There is evidence that blockade of dopamine transmission is associated with the devaluation of incentive systems, perhaps by affecting memory consolidation (Robbins and Everitt 2006). For instance, it is known that stamping-in of stimulus-response associations is blunted under conditions of reduced dopamine activity. Even once a behavior is learned, evidence shows that the ability to retrieve previously acquired information is reduced.
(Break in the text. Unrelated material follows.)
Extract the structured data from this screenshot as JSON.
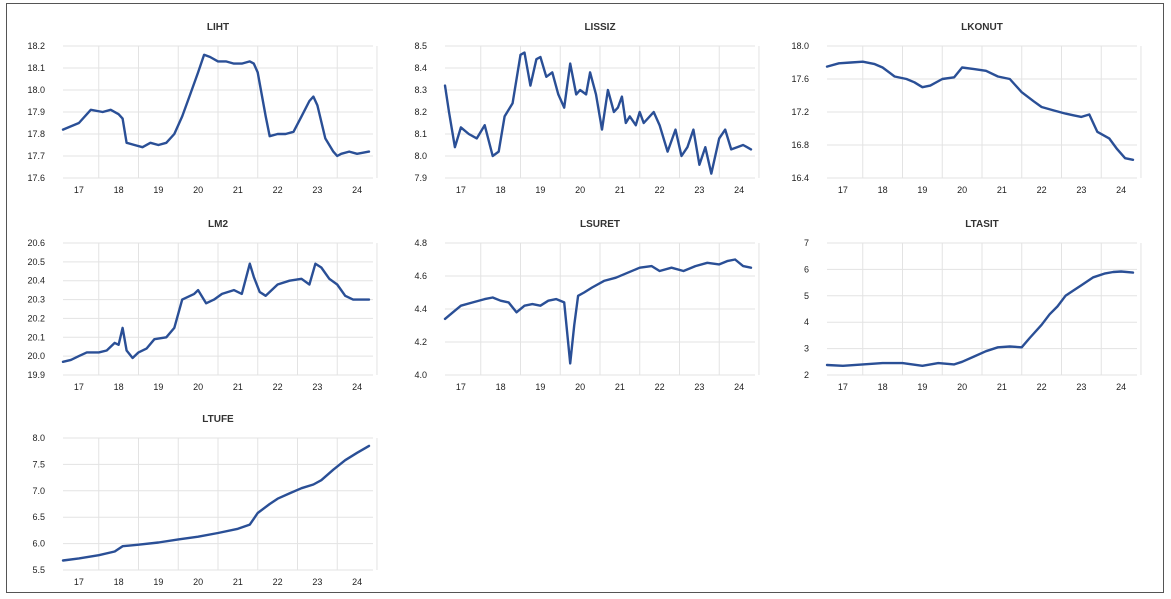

Although the precise mechanisms responsible for these challenges to associative processes is not clear, it is clear that reward-seeking is diminished when dopamine systems are compromised.
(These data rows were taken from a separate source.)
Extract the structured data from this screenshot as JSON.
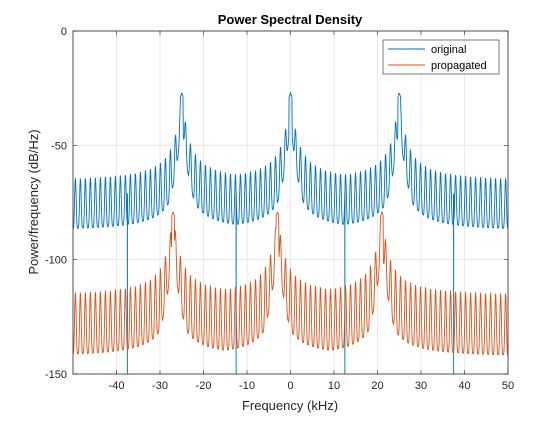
{
  "chart_data": {
    "type": "line",
    "title": "Power Spectral Density",
    "xlabel": "Frequency (kHz)",
    "ylabel": "Power/frequency (dB/Hz)",
    "xlim": [
      -50,
      50
    ],
    "ylim": [
      -150,
      0
    ],
    "xticks": [
      -40,
      -30,
      -20,
      -10,
      0,
      10,
      20,
      30,
      40,
      50
    ],
    "yticks": [
      0,
      -50,
      -100,
      -150
    ],
    "grid": true,
    "legend_position": "top-right",
    "series": [
      {
        "name": "original",
        "color": "#0072BD",
        "peaks_khz": [
          -25,
          0,
          25
        ],
        "peak_db": -27,
        "baseline_db": -66,
        "ripple_floor_db": -88,
        "notches_khz": [
          -37.5,
          -12.5,
          12.5,
          37.5
        ],
        "notch_db": -150
      },
      {
        "name": "propagated",
        "color": "#D95319",
        "peaks_khz": [
          -27,
          -3,
          21
        ],
        "peak_db": -79,
        "baseline_db": -116,
        "ripple_floor_db": -143
      }
    ]
  }
}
There is a large literature that shows that a variety of rewarding events elevate the levels of dopamine in pleasure pathways of the brain. There are three major systems that are rich in dopamine fibers: the nigrostriatal system, the mesolimbic system, and the mesocortical system. Of the three, the pathway that has received the most attention from investigators of reward systems is the mesolimbic pathway. The dopamine projection neurons of the mesolimbic system originate in the ventral tegmental area of the midbrain and terminate in several forebrain regions, most importantly the nucleus accumbens. At one time it was believed that the nucleus accumbens constituted “reward central” and any events or substances that increased dopamine activity in this region served as rewards (Wise and Bozarth 1987). It is now known that other pathways and neurotransmitters are involved in defining reward properties, but the scientific community still maintains that elevated levels of dopamine in the nucleus accumbens contribute prominently to the rewarding effects associated with a variety of motivational processes, including the sex drive and hunger (Berridge and Robinson 1998).
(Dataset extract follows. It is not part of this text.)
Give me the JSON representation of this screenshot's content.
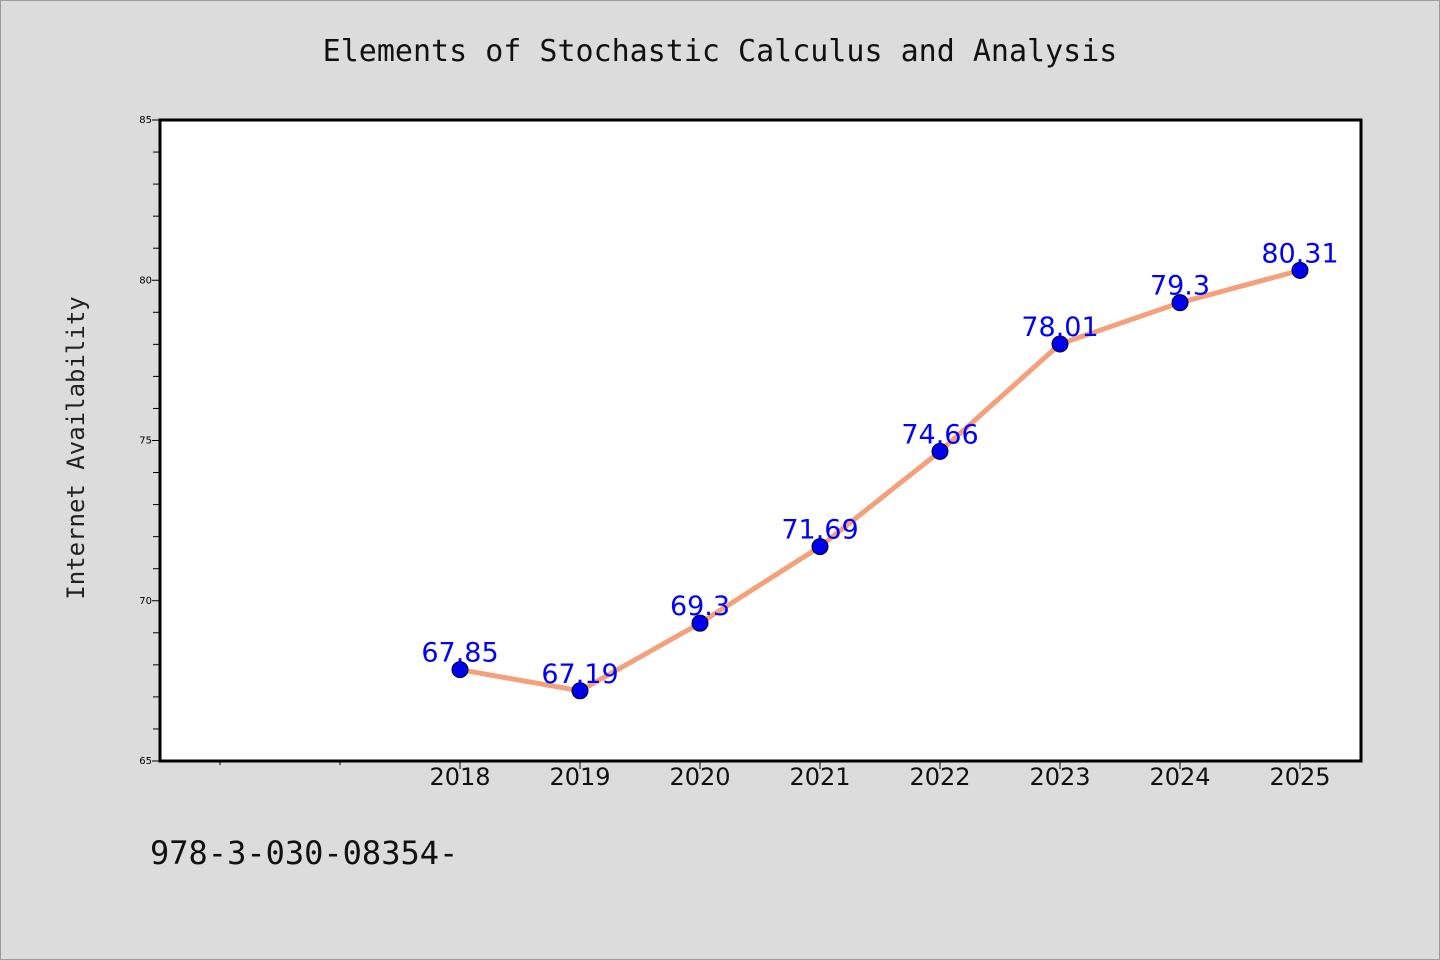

Although dopamine plays a role in mediating a broad array of reinforcing (reward) activities, the topic that has been studied most is the modulatory role played by dopamine in determining the rewarding effects of psychoactive drugs. While dopamine is important for drugs such as heroin, marijuana, and alcohol, it does not appear to be crucial with respect to determining the reward value of these types of drugs. It is certain, however, that dopamine is the major neurotransmitter involved in defining the potency and addiction potential of psycho-stimulants such as cocaine and amphetamine. With respect to cocaine, the drug blocks the action of the dopamine transporter (DAT) in the nucleus accumbens. DAT is the reuptake chemical in the synaptic cleft (space between neurons where neurotransmitters are released) that moves dopamine back inside the releasing neuron and restores dopamine levels. When DAT is blocked by cocaine, dopamine remains in the cleft and continues to stimulate the postsynaptic neuron, thus producing euphoria. Amphetamine operates similarly to block dopamine reuptake, but also increases the frequency and amount of dopamine release.
- Berridge, K. C., and T. E. Robinson. 1998. What Is the Role of Dopamine in Reward: Hedonic Impact, Reward Learning, or Incentive Salience? Brain Research Review 28 (3): 309–369.
- Robbins, T. W., and B. J. Everitt. 2006. A Role for Mesencephalic Dopamine in Activation: Commentary on Berridge (2006). Psychopharmacology 191 (3): 433–437.
- Wise, Roy A. 2004. Dopamine, Learning, and Motivation. Nature Reviews in Neuroscience 5 (6): 483–494.
- Wise, Roy A., and Michael A. Bozarth. 1987. A Psychomotor Stimulant Theory of Addiction. Psychological Review 94 (4): 469–492.